The results of the study were quite alarming for the honey bee community. Roughly two-thirds of the bees exposed caught the disease. Even more alarming was the fact that the death rate among those bees was about three times the rate as those that had not been infected. Many European hives, which is primarily what we have here in the states, are believed to have been infected with this disease to some extent.
The researchers also found that when this disease was present on flowers, the honey bees also often contracted the disease. Dr. Lach, who oversaw the study, stated, “About two-thirds of the flowers exposed to infected European honey bees were found to be carrying Nosema ceranae spores. In every case, at least one stingless bee that foraged on the flowers contracted the pathogen. What this means is that wild bees can be infected with the disease by sharing a flower with an infected European bee.”

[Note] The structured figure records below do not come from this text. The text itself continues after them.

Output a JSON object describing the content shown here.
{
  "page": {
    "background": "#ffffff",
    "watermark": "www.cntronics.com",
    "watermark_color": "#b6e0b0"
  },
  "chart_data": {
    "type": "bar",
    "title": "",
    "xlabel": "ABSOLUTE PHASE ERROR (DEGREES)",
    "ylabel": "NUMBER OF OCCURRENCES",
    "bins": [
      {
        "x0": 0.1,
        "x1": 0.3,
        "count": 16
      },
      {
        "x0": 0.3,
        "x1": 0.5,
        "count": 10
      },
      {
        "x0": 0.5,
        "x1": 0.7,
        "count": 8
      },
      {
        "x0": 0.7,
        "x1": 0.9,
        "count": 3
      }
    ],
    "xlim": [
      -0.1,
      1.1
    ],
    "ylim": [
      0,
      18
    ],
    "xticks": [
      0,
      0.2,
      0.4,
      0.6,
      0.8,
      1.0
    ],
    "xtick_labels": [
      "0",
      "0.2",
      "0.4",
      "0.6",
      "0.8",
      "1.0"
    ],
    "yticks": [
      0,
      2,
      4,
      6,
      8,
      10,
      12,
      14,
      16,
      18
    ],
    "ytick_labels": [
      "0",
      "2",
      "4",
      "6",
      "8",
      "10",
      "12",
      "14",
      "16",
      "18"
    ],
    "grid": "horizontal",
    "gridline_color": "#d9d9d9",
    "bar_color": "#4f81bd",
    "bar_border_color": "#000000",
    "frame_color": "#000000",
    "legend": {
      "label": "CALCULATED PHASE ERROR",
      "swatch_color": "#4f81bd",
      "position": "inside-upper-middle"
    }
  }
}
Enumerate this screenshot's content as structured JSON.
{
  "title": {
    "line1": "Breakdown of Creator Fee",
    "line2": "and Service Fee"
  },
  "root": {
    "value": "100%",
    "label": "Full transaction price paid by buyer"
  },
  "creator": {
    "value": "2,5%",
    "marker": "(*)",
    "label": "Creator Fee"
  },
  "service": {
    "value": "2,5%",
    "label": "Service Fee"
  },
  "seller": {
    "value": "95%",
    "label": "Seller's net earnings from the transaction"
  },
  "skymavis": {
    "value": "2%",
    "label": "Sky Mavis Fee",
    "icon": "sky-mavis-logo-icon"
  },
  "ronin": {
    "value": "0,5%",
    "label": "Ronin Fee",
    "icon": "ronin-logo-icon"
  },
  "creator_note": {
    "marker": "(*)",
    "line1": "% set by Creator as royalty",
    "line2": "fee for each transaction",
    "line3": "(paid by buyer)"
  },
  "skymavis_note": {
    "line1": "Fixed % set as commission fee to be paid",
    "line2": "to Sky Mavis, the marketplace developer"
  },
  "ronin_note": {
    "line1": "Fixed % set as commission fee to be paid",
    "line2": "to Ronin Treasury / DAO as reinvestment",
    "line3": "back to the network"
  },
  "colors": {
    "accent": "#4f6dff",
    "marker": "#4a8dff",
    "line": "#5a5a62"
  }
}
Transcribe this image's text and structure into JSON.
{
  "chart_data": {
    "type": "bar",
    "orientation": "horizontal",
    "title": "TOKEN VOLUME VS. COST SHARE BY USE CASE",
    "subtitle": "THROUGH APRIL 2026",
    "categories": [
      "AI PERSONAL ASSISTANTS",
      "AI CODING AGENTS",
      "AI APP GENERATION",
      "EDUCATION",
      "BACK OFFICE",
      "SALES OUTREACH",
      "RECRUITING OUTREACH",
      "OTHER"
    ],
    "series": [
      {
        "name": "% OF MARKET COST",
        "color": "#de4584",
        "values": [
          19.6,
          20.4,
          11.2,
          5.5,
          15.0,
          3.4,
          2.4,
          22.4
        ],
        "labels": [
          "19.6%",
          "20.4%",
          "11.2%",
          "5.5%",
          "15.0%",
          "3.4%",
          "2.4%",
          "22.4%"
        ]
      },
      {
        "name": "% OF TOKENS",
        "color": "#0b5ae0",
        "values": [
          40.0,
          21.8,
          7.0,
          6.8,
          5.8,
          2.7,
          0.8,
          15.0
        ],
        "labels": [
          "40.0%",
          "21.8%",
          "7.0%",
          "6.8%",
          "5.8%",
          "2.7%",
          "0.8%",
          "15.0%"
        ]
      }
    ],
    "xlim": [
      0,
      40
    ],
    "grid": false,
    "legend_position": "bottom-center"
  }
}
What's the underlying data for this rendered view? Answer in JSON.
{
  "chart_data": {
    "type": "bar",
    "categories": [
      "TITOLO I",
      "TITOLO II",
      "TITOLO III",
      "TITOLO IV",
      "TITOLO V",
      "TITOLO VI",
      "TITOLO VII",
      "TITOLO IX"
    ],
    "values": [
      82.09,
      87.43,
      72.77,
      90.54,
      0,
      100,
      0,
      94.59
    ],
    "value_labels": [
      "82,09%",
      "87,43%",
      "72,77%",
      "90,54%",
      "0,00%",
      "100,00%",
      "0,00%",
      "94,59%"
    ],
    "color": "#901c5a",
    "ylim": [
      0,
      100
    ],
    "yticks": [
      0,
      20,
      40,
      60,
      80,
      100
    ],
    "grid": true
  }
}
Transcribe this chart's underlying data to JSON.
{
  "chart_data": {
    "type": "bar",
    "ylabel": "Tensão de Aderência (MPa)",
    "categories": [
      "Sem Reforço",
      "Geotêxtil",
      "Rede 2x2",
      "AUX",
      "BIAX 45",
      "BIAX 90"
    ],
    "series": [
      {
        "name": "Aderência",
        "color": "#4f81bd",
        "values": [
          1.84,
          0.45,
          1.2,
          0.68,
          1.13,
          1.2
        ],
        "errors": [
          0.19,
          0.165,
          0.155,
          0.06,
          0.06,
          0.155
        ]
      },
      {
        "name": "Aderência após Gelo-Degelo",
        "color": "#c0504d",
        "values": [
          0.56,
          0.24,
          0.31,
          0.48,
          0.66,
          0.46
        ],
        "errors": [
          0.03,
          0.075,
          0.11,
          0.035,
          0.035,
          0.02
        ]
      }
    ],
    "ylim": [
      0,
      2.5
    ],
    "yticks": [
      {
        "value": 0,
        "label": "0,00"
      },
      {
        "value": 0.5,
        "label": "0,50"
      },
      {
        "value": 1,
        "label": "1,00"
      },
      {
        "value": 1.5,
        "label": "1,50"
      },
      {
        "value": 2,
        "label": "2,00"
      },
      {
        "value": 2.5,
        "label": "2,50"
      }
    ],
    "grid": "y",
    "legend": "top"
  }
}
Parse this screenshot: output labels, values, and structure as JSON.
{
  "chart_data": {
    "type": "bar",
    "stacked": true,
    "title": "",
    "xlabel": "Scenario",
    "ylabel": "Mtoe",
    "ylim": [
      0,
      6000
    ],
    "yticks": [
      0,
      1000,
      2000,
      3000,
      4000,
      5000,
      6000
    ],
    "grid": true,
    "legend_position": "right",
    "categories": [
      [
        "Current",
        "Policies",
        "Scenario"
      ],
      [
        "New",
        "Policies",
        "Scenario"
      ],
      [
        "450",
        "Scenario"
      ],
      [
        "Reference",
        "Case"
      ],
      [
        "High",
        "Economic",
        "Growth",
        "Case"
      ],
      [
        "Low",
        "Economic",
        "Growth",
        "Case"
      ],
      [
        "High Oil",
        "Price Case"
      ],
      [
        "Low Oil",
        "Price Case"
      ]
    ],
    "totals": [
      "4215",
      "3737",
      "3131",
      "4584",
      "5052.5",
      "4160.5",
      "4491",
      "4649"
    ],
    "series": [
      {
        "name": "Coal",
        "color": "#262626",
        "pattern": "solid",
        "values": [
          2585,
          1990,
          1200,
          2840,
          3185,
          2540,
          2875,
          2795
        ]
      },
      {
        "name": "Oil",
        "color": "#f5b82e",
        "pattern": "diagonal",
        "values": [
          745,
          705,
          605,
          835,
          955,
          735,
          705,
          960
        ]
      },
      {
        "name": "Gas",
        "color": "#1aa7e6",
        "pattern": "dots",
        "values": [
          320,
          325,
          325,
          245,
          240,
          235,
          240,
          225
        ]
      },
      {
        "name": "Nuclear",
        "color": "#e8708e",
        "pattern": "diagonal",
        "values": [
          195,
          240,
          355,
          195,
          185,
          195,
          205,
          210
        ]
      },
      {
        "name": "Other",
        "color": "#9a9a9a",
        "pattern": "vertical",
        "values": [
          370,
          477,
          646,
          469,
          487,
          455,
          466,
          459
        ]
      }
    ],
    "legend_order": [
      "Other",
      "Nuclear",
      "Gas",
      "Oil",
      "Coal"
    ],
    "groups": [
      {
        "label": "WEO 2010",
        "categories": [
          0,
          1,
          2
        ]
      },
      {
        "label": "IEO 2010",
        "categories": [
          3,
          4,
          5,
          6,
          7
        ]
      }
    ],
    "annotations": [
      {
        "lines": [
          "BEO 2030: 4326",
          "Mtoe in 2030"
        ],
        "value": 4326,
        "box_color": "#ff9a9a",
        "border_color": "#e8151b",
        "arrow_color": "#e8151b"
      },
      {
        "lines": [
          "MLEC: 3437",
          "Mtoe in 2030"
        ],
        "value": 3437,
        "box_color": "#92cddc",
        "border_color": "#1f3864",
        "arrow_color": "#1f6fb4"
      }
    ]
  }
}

She further stated, “Reducing risk of pathogen transmission from managed to wild bees presents multiple challenges and must involve the beekeeping community for any real change to occur. Development of rapid effective diagnostic tools and reliable means of preventing and treating infection will be important advances too.”
This really makes you wonder if infected bees would also be able to transmit diseases via plants even when they are of the same type of bee. If this is found to be true, it could really open the door to fully understanding why so many bees have been dying from causes other than Varroa mites and weather problems. Clearly, more research is needed and it must be done as soon as possible to prevent problems such as this from getting completely out of hand.